Compatible with any system? AFAIK autohotkey is windows-only
Damn, you are right.
I’ve found this Q-A thread about alternatives for Linux: https://unix.stackexchange.com/a/533392 I’d need to look into it.
Good god XnV and plugins aren’t.
Upd: AutoKey works. Scripts are on Python.
They say the op has magic powers!
OP, I did it: https://files.catbox.moe/6eofj6.pdf
I will edit my reply with linux specifics.
My link was updated with a slightly better PDF. Comparison on max zoom: https://files.catbox.moe/5q3v4b.png A person with a 4k display could make better, but that’s what my screen is capable of.
Either way, it was a fun puzzle for my entry knowledge of linux\python\macroses and I feel I’ll use this method a couple of times myself. Hope someone would make use of it.
Holy shit dude you are awesome, thanks alot!
You are welcome 😉
👏 👏 👏
Fuck you and thank you, mr Spez ☺
Okay so, PDF documents are actually already “a collection of images” basically. This website is clearly trying to make it an extra step harder by loading the images individually as you browse the document. You could manually save/download all the images and use a tool to turn it back into a pdf. I haven’t heard of a tool that does this automatically, but it should be possible for a web scraper to make the GET requests sequentially then stitch the pdf back together.
Just as a tiny nitpick: PDFs can be just a collection of images.

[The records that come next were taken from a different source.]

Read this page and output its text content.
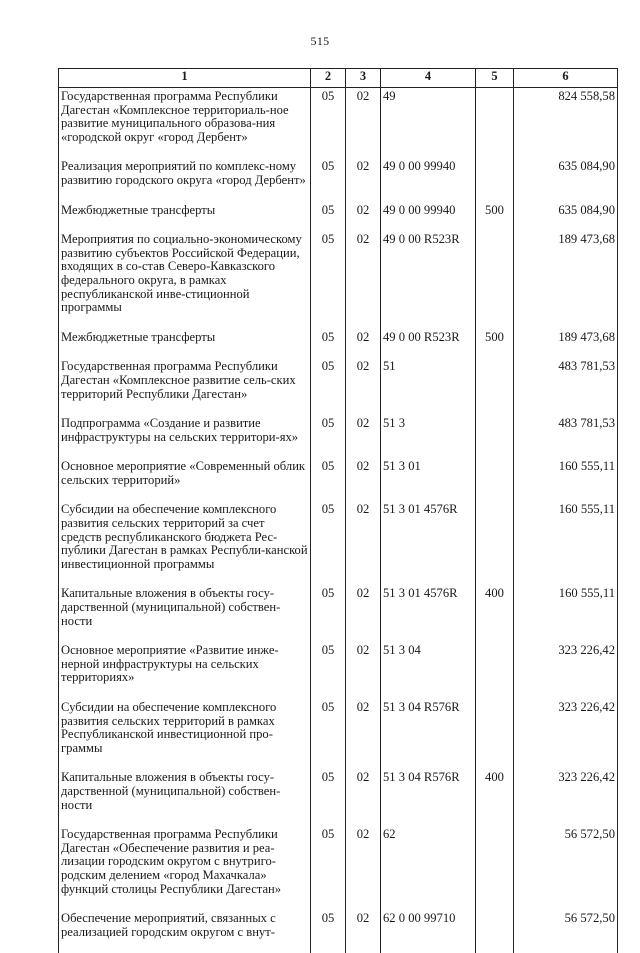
515
1	2	3	4	5	6
Государственная программа Республики Дагестан «Комплексное территориаль-ное развитие муниципального образова-ния «городской округ «город Дербент»	05	02	49		824 558,58
Реализация мероприятий по комплекс-ному развитию городского округа «город Дербент»	05	02	49 0 00 99940		635 084,90
Межбюджетные трансферты	05	02	49 0 00 99940	500	635 084,90
Мероприятия по социально-экономическому развитию субъектов Российской Федерации, входящих в со-став Северо-Кавказского федерального округа, в рамках республиканской инве-стиционной программы	05	02	49 0 00 R523R		189 473,68
Межбюджетные трансферты	05	02	49 0 00 R523R	500	189 473,68
Государственная программа Республики Дагестан «Комплексное развитие сель-ских территорий Республики Дагестан»	05	02	51		483 781,53
Подпрограмма «Создание и развитие инфраструктуры на сельских территори-ях»	05	02	51 3		483 781,53
Основное мероприятие «Современный облик сельских территорий»	05	02	51 3 01		160 555,11
Субсидии на обеспечение комплексного развития сельских территорий за счет средств республиканского бюджета Рес-публики Дагестан в рамках Республи-канской инвестиционной программы	05	02	51 3 01 4576R		160 555,11
Капитальные вложения в объекты госу-дарственной (муниципальной) собствен-ности	05	02	51 3 01 4576R	400	160 555,11
Основное мероприятие «Развитие инже-нерной инфраструктуры на сельских территориях»	05	02	51 3 04		323 226,42
Субсидии на обеспечение комплексного развития сельских территорий в рамках Республиканской инвестиционной про-граммы	05	02	51 3 04 R576R		323 226,42
Капитальные вложения в объекты госу-дарственной (муниципальной) собствен-ности	05	02	51 3 04 R576R	400	323 226,42
Государственная программа Республики Дагестан «Обеспечение развития и реа-лизации городским округом с внутриго-родским делением «город Махачкала» функций столицы Республики Дагестан»	05	02	62		56 572,50
Обеспечение мероприятий, связанных с реализацией городским округом с внут-	05	02	62 0 00 99710		56 572,50
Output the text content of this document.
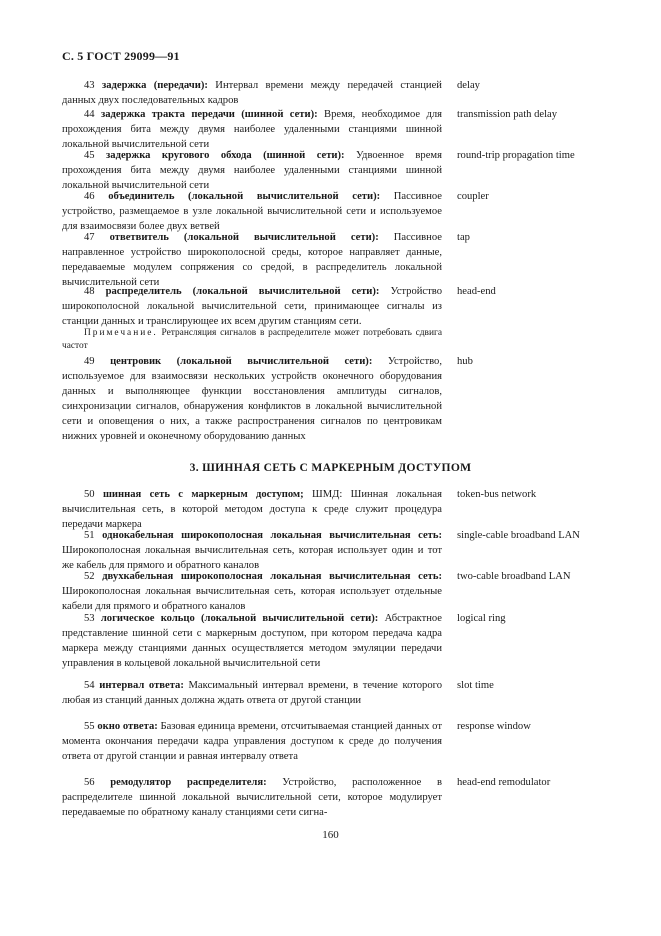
С. 5 ГОСТ 29099—91
43 задержка (передачи): Интервал времени между передачей станцией данных двух последовательных кадров
delay
44 задержка тракта передачи (шинной сети): Время, необходимое для прохождения бита между двумя наиболее удаленными станциями шинной локальной вычислительной сети
transmission path delay
45 задержка кругового обхода (шинной сети): Удвоенное время прохождения бита между двумя наиболее удаленными станциями шинной локальной вычислительной сети
round-trip propagation time
46 объединитель (локальной вычислительной сети): Пассивное устройство, размещаемое в узле локальной вычислительной сети и используемое для взаимосвязи более двух ветвей
coupler
47 ответвитель (локальной вычислительной сети): Пассивное направленное устройство широкополосной среды, которое направляет данные, передаваемые модулем сопряжения со средой, в распределитель локальной вычислительной сети
tap
48 распределитель (локальной вычислительной сети): Устройство широкополосной локальной вычислительной сети, принимающее сигналы из станции данных и транслирующее их всем другим станциям сети.
head-end
Примечание. Ретрансляция сигналов в распределителе может потребовать сдвига частот
49 центровик (локальной вычислительной сети): Устройство, используемое для взаимосвязи нескольких устройств оконечного оборудования данных и выполняющее функции восстановления амплитуды сигналов, синхронизации сигналов, обнаружения конфликтов в локальной вычислительной сети и оповещения о них, а также распространения сигналов по центровикам нижних уровней и оконечному оборудованию данных
hub
3. ШИННАЯ СЕТЬ С МАРКЕРНЫМ ДОСТУПОМ
50 шинная сеть с маркерным доступом; ШМД: Шинная локальная вычислительная сеть, в которой методом доступа к среде служит процедура передачи маркера
token-bus network
51 однокабельная широкополосная локальная вычислительная сеть: Широкополосная локальная вычислительная сеть, которая использует один и тот же кабель для прямого и обратного каналов
single-cable broadband LAN
52 двухкабельная широкополосная локальная вычислительная сеть: Широкополосная локальная вычислительная сеть, которая использует отдельные кабели для прямого и обратного каналов
two-cable broadband LAN
53 логическое кольцо (локальной вычислительной сети): Абстрактное представление шинной сети с маркерным доступом, при котором передача кадра маркера между станциями данных осуществляется методом эмуляции передачи управления в кольцевой локальной вычислительной сети
logical ring
54 интервал ответа: Максимальный интервал времени, в течение которого любая из станций данных должна ждать ответа от другой станции
slot time
55 окно ответа: Базовая единица времени, отсчитываемая станцией данных от момента окончания передачи кадра управления доступом к среде до получения ответа от другой станции и равная интервалу ответа
response window
56 ремодулятор распределителя: Устройство, расположенное в распределителе шинной локальной вычислительной сети, которое модулирует передаваемые по обратному каналу станциями сети сигна-
head-end remodulator
160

If there’s text I would hope that they’re embedded as text or vectors, which is what would usually happen if you export a document from a program (that isn’t completely bs). So texts / vector graphics etc should not be images usually (unless you scan a document as a PDF - which I hate with a passion but can see that people prefer a single PDF over a collection of image files). Even then you could OCR the imges / PDF to make it searchable etc. Anyway in this case it seems to be a collection of images indeed __
To semi automate downloading all the pages, try jdownloader 2. You probably need to paste the url into jdownloader manually for jdownloader to load all the downloadable bits it finds on the page.